Set up the convection heat loss equation

Now, we will set up the convection heat loss equation. Convection heat transfer can be expressed as: \(Q_{convection} = h \cdot A \cdot (T_{surface} - T_{ambient})\) In this case, we know the heat transfer coefficient \(h\) and the ambient temperature \(T_{ambient}\). We want to find the heat loss when \(Q_{absorbed} = Q_{convection}\). Since the plate's area (\(A\)) is constant, we can omit \(A\) and modify the equation as: \(360\,W/m^2 = 50\,W/m^2\cdot^{\circ} C \cdot (T_{surface} - 25^{\circ} C)\)
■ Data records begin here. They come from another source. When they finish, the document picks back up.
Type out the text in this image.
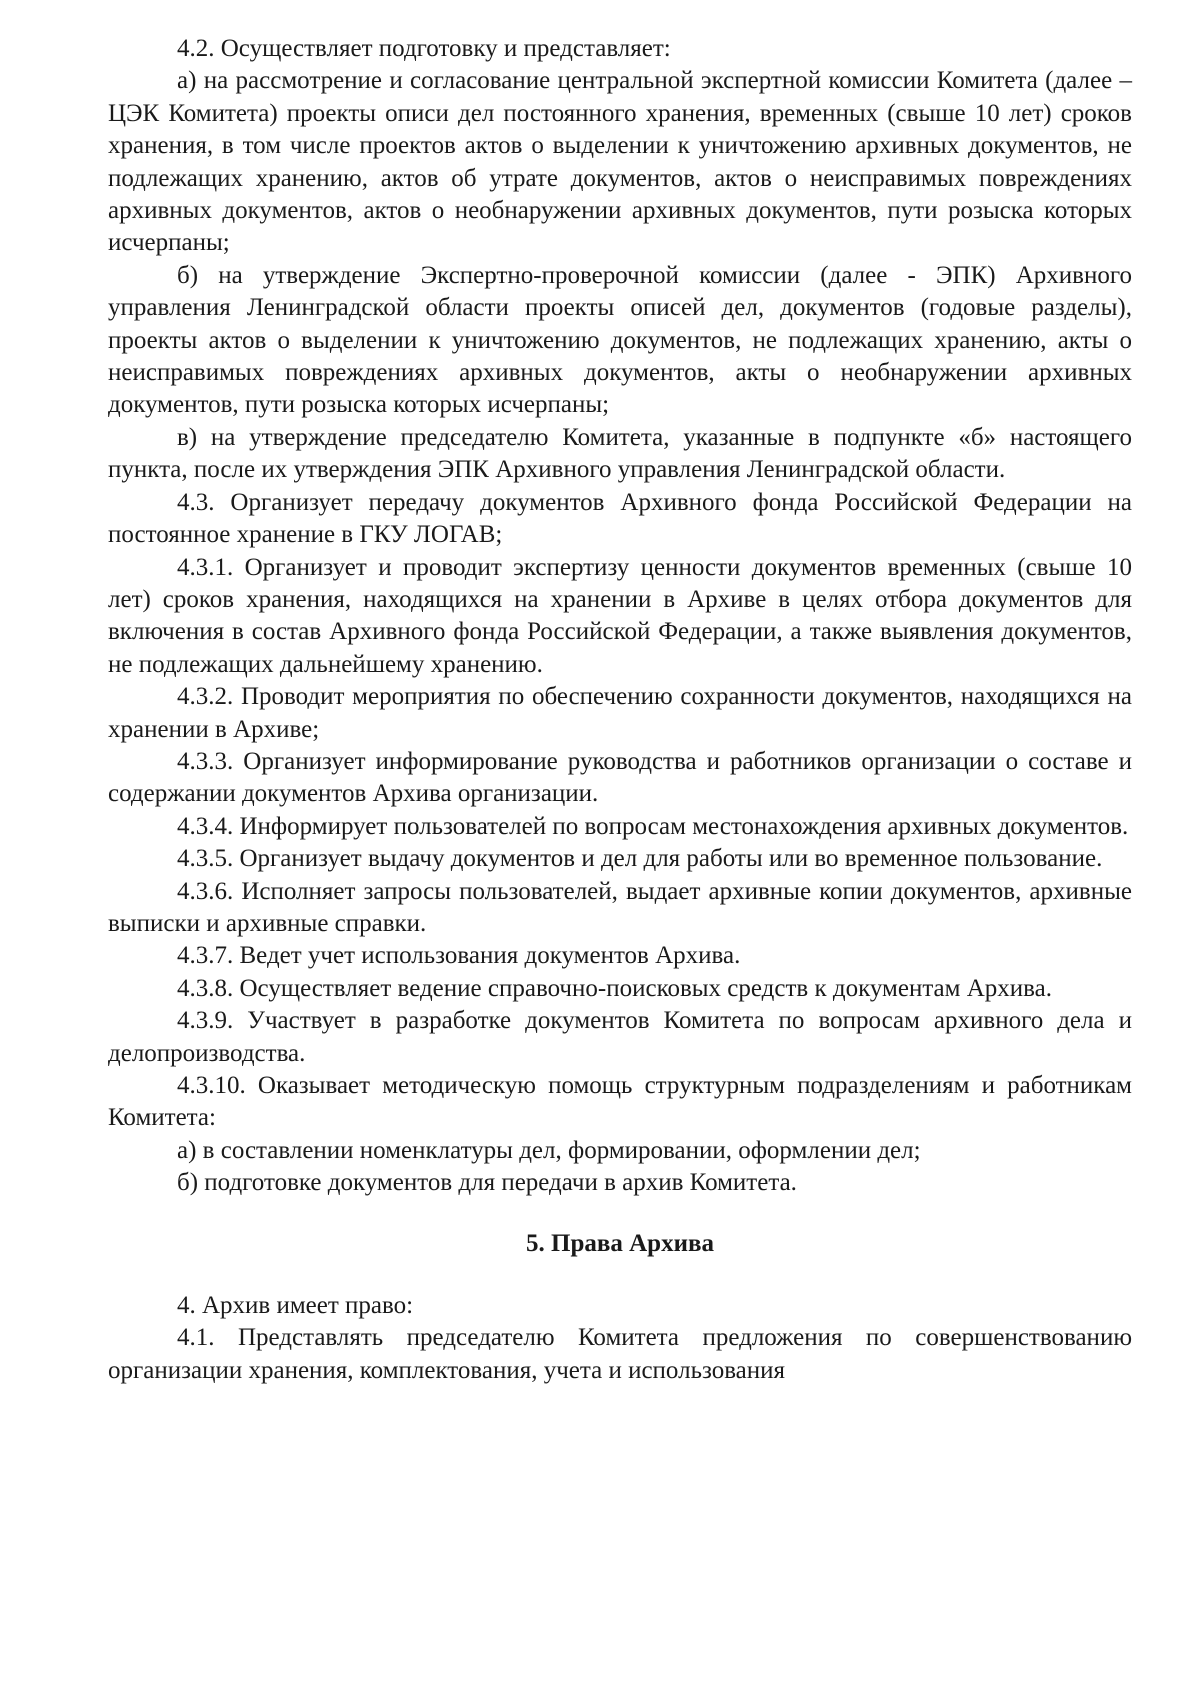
4.2. Осуществляет подготовку и представляет:

а) на рассмотрение и согласование центральной экспертной комиссии Комитета (далее – ЦЭК Комитета) проекты описи дел постоянного хранения, временных (свыше 10 лет) сроков хранения, в том числе проектов актов о выделении к уничтожению архивных документов, не подлежащих хранению, актов об утрате документов, актов о неисправимых повреждениях архивных документов, актов о необнаружении архивных документов, пути розыска которых исчерпаны;

б) на утверждение Экспертно-проверочной комиссии (далее - ЭПК) Архивного управления Ленинградской области проекты описей дел, документов (годовые разделы), проекты актов о выделении к уничтожению документов, не подлежащих хранению, акты о неисправимых повреждениях архивных документов, акты о необнаружении архивных документов, пути розыска которых исчерпаны;

в) на утверждение председателю Комитета, указанные в подпункте «б» настоящего пункта, после их утверждения ЭПК Архивного управления Ленинградской области.

4.3. Организует передачу документов Архивного фонда Российской Федерации на постоянное хранение в ГКУ ЛОГАВ;

4.3.1. Организует и проводит экспертизу ценности документов временных (свыше 10 лет) сроков хранения, находящихся на хранении в Архиве в целях отбора документов для включения в состав Архивного фонда Российской Федерации, а также выявления документов, не подлежащих дальнейшему хранению.

4.3.2. Проводит мероприятия по обеспечению сохранности документов, находящихся на хранении в Архиве;

4.3.3. Организует информирование руководства и работников организации о составе и содержании документов Архива организации.

4.3.4. Информирует пользователей по вопросам местонахождения архивных документов.

4.3.5. Организует выдачу документов и дел для работы или во временное пользование.

4.3.6. Исполняет запросы пользователей, выдает архивные копии документов, архивные выписки и архивные справки.

4.3.7. Ведет учет использования документов Архива.

4.3.8. Осуществляет ведение справочно-поисковых средств к документам Архива.

4.3.9. Участвует в разработке документов Комитета по вопросам архивного дела и делопроизводства.

4.3.10. Оказывает методическую помощь структурным подразделениям и работникам Комитета:

а) в составлении номенклатуры дел, формировании, оформлении дел;

б) подготовке документов для передачи в архив Комитета.

5. Права Архива

4. Архив имеет право:

4.1. Представлять председателю Комитета предложения по совершенствованию организации хранения, комплектования, учета и использования
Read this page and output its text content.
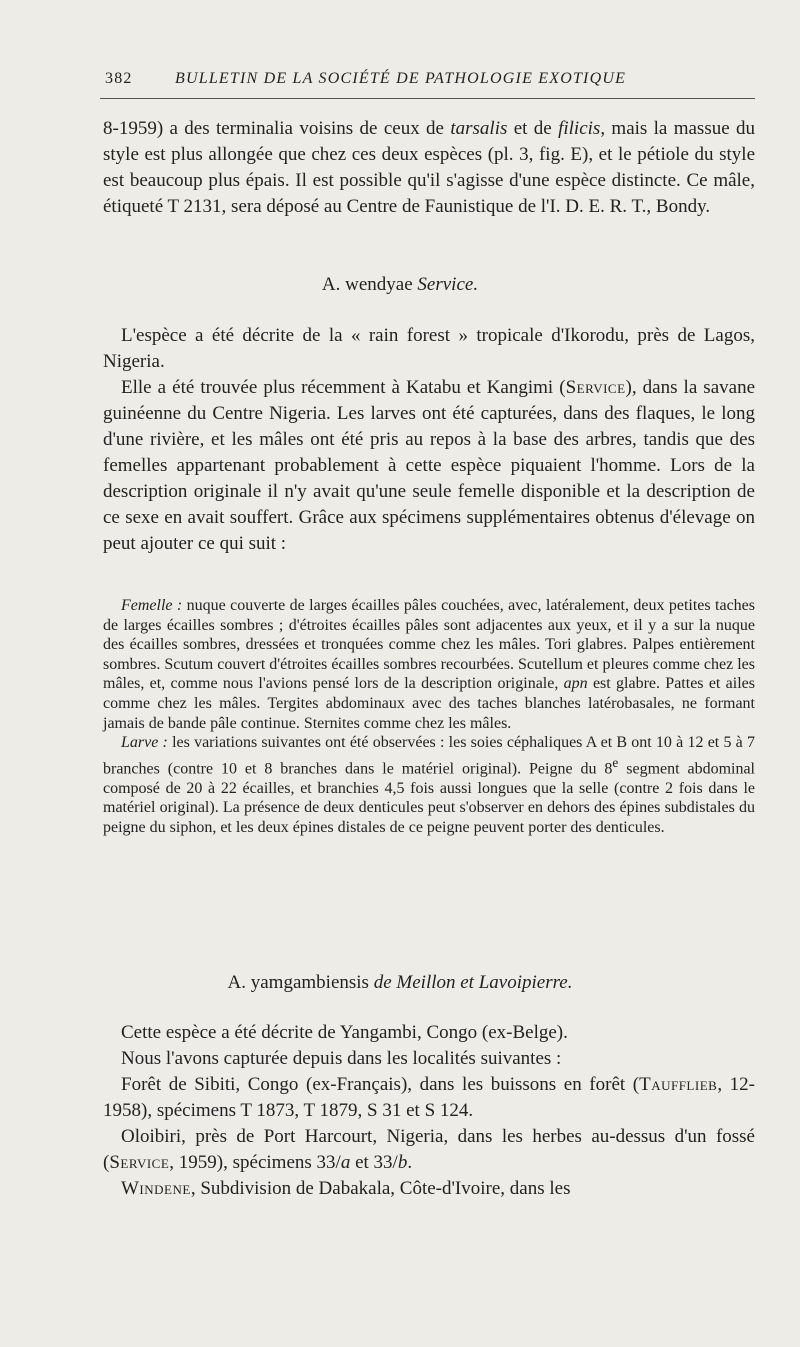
382	BULLETIN DE LA SOCIÉTÉ DE PATHOLOGIE EXOTIQUE

8-1959) a des terminalia voisins de ceux de tarsalis et de filicis, mais la massue du style est plus allongée que chez ces deux espèces (pl. 3, fig. E), et le pétiole du style est beaucoup plus épais. Il est possible qu'il s'agisse d'une espèce distincte. Ce mâle, étiqueté T 2131, sera déposé au Centre de Faunistique de l'I. D. E. R. T., Bondy.

A. wendyae Service.

L'espèce a été décrite de la « rain forest » tropicale d'Ikorodu, près de Lagos, Nigeria.

Elle a été trouvée plus récemment à Katabu et Kangimi (Service), dans la savane guinéenne du Centre Nigeria. Les larves ont été capturées, dans des flaques, le long d'une rivière, et les mâles ont été pris au repos à la base des arbres, tandis que des femelles appartenant probablement à cette espèce piquaient l'homme. Lors de la description originale il n'y avait qu'une seule femelle disponible et la description de ce sexe en avait souffert. Grâce aux spécimens supplémentaires obtenus d'élevage on peut ajouter ce qui suit :

Femelle : nuque couverte de larges écailles pâles couchées, avec, latéralement, deux petites taches de larges écailles sombres ; d'étroites écailles pâles sont adjacentes aux yeux, et il y a sur la nuque des écailles sombres, dressées et tronquées comme chez les mâles. Tori glabres. Palpes entièrement sombres. Scutum couvert d'étroites écailles sombres recourbées. Scutellum et pleures comme chez les mâles, et, comme nous l'avions pensé lors de la description originale, apn est glabre. Pattes et ailes comme chez les mâles. Tergites abdominaux avec des taches blanches latérobasales, ne formant jamais de bande pâle continue. Sternites comme chez les mâles.

Larve : les variations suivantes ont été observées : les soies céphaliques A et B ont 10 à 12 et 5 à 7 branches (contre 10 et 8 branches dans le matériel original). Peigne du 8e segment abdominal composé de 20 à 22 écailles, et branchies 4,5 fois aussi longues que la selle (contre 2 fois dans le matériel original). La présence de deux denticules peut s'observer en dehors des épines subdistales du peigne du siphon, et les deux épines distales de ce peigne peuvent porter des denticules.

A. yamgambiensis de Meillon et Lavoipierre.

Cette espèce a été décrite de Yangambi, Congo (ex-Belge).

Nous l'avons capturée depuis dans les localités suivantes :

Forêt de Sibiti, Congo (ex-Français), dans les buissons en forêt (Taufflieb, 12-1958), spécimens T 1873, T 1879, S 31 et S 124.

Oloibiri, près de Port Harcourt, Nigeria, dans les herbes au-dessus d'un fossé (Service, 1959), spécimens 33/a et 33/b.

Windene, Subdivision de Dabakala, Côte-d'Ivoire, dans les
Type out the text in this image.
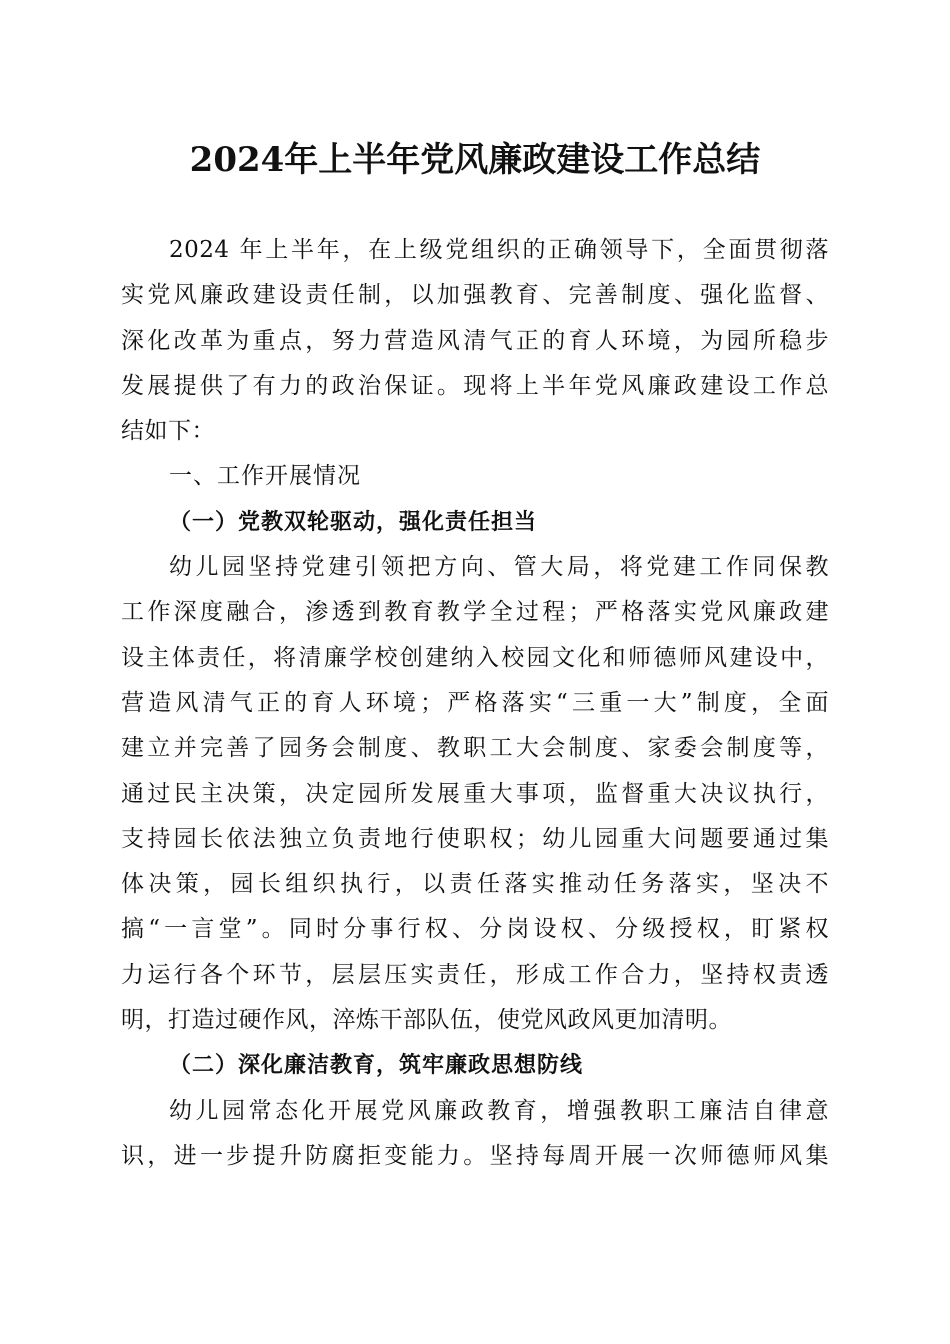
2024年上半年党风廉政建设工作总结
2024 年上半年，在上级党组织的正确领导下，全面贯彻落
实党风廉政建设责任制，以加强教育、完善制度、强化监督、
深化改革为重点，努力营造风清气正的育人环境，为园所稳步
发展提供了有力的政治保证。现将上半年党风廉政建设工作总
结如下：
一、工作开展情况
（一）党教双轮驱动，强化责任担当
幼儿园坚持党建引领把方向、管大局，将党建工作同保教
工作深度融合，渗透到教育教学全过程；严格落实党风廉政建
设主体责任，将清廉学校创建纳入校园文化和师德师风建设中，
营造风清气正的育人环境；严格落实“三重一大”制度，全面
建立并完善了园务会制度、教职工大会制度、家委会制度等，
通过民主决策，决定园所发展重大事项，监督重大决议执行，
支持园长依法独立负责地行使职权；幼儿园重大问题要通过集
体决策，园长组织执行，以责任落实推动任务落实，坚决不
搞“一言堂”。同时分事行权、分岗设权、分级授权，盯紧权
力运行各个环节，层层压实责任，形成工作合力，坚持权责透
明，打造过硬作风，淬炼干部队伍，使党风政风更加清明。
（二）深化廉洁教育，筑牢廉政思想防线
幼儿园常态化开展党风廉政教育，增强教职工廉洁自律意
识，进一步提升防腐拒变能力。坚持每周开展一次师德师风集
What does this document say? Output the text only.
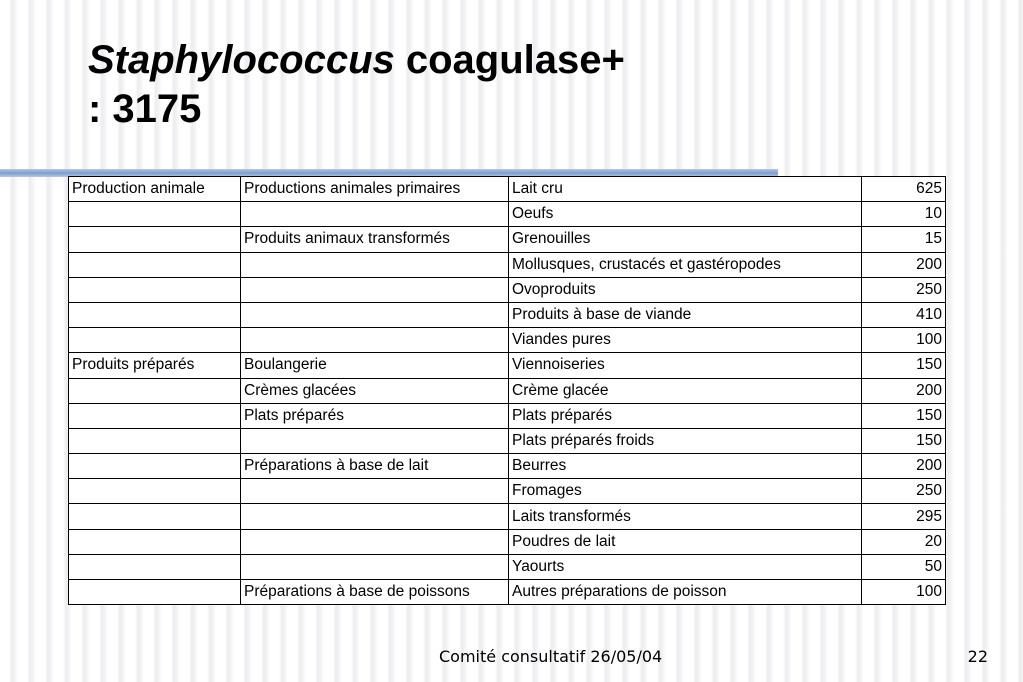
Staphylococcus coagulase+
: 3175
Production animale	Productions animales primaires	Lait cru	625
		Oeufs	10
	Produits animaux transformés	Grenouilles	15
		Mollusques, crustacés et gastéropodes	200
		Ovoproduits	250
		Produits à base de viande	410
		Viandes pures	100
Produits préparés	Boulangerie	Viennoiseries	150
	Crèmes glacées	Crème glacée	200
	Plats préparés	Plats préparés	150
		Plats préparés froids	150
	Préparations à base de lait	Beurres	200
		Fromages	250
		Laits transformés	295
		Poudres de lait	20
		Yaourts	50
	Préparations à base de poissons	Autres préparations de poisson	100
Comité consultatif 26/05/04	22
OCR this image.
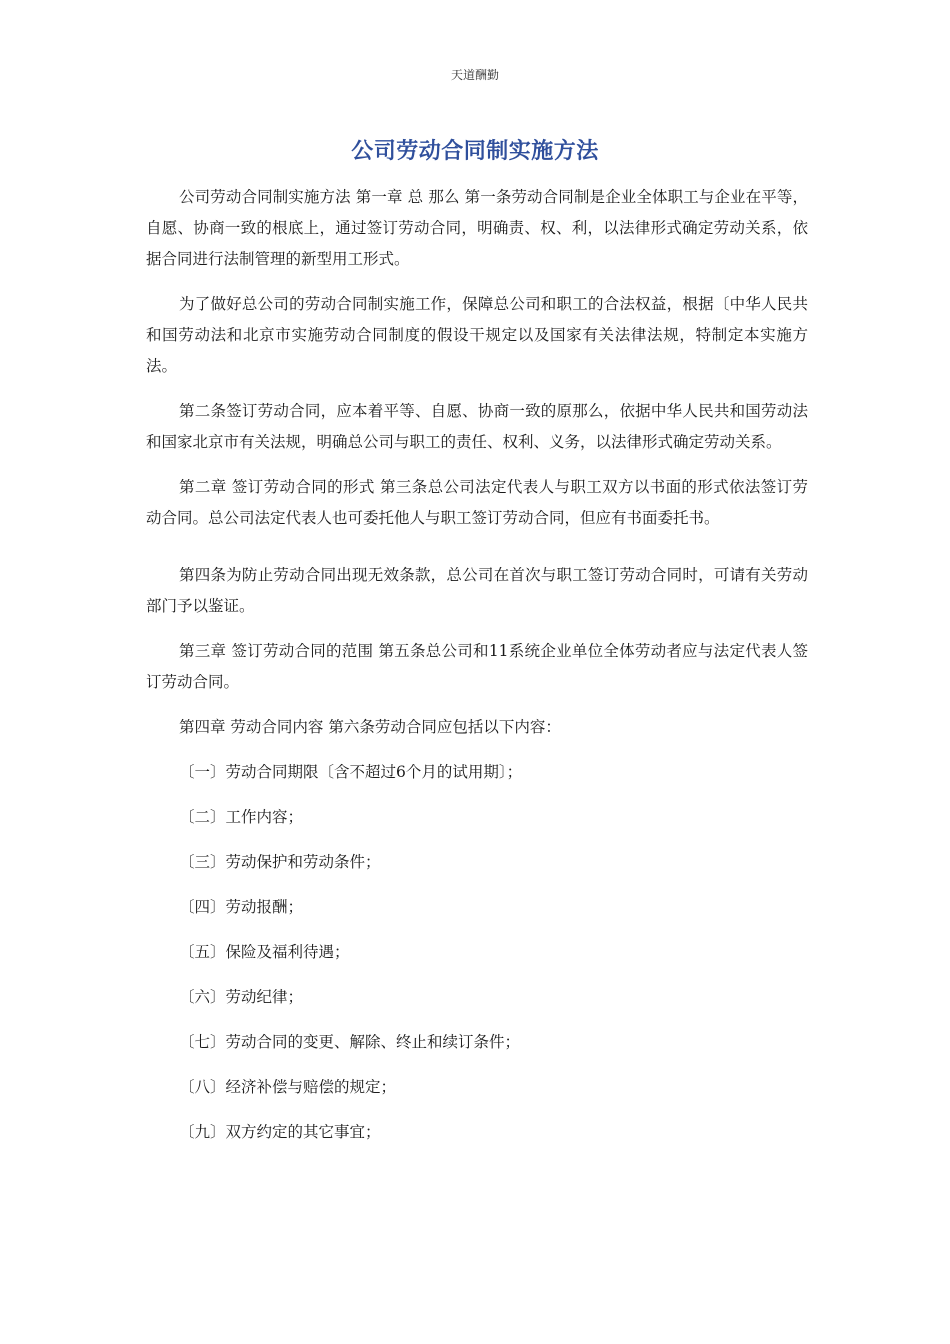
天道酬勤
公司劳动合同制实施方法

公司劳动合同制实施方法 第一章 总 那么 第一条劳动合同制是企业全体职工与企业在平等，自愿、协商一致的根底上，通过签订劳动合同，明确责、权、利，以法律形式确定劳动关系，依据合同进行法制管理的新型用工形式。

为了做好总公司的劳动合同制实施工作，保障总公司和职工的合法权益，根据〔中华人民共和国劳动法和北京市实施劳动合同制度的假设干规定以及国家有关法律法规，特制定本实施方法。

第二条签订劳动合同，应本着平等、自愿、协商一致的原那么，依据中华人民共和国劳动法和国家北京市有关法规，明确总公司与职工的责任、权利、义务，以法律形式确定劳动关系。

第二章 签订劳动合同的形式 第三条总公司法定代表人与职工双方以书面的形式依法签订劳动合同。总公司法定代表人也可委托他人与职工签订劳动合同，但应有书面委托书。

第四条为防止劳动合同出现无效条款，总公司在首次与职工签订劳动合同时，可请有关劳动部门予以鉴证。

第三章 签订劳动合同的范围 第五条总公司和11系统企业单位全体劳动者应与法定代表人签订劳动合同。

第四章 劳动合同内容 第六条劳动合同应包括以下内容：

〔一〕劳动合同期限〔含不超过6个月的试用期〕；
〔二〕工作内容；
〔三〕劳动保护和劳动条件；
〔四〕劳动报酬；
〔五〕保险及福利待遇；
〔六〕劳动纪律；
〔七〕劳动合同的变更、解除、终止和续订条件；
〔八〕经济补偿与赔偿的规定；
〔九〕双方约定的其它事宜；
Solve for surface temperature

Now, we will solve for the surface temperature \(T_{surface}\): \(360\,W/m^2 = 50\,W/m^2\cdot^{\circ} C \cdot (T_{surface} - 25^{\circ} C)\) Divide both sides by \(50\,W/m^2\cdot^{\circ} C\): \(7.2^{\circ} C = T_{surface} - 25^{\circ} C\) Add \(25^{\circ} C\) to both sides: \(T_{surface} = 32.2^{\circ} C\) The surface temperature of the plate when the heat loss by convection equals the solar energy absorbed by the plate is \(32.2^{\circ} C\).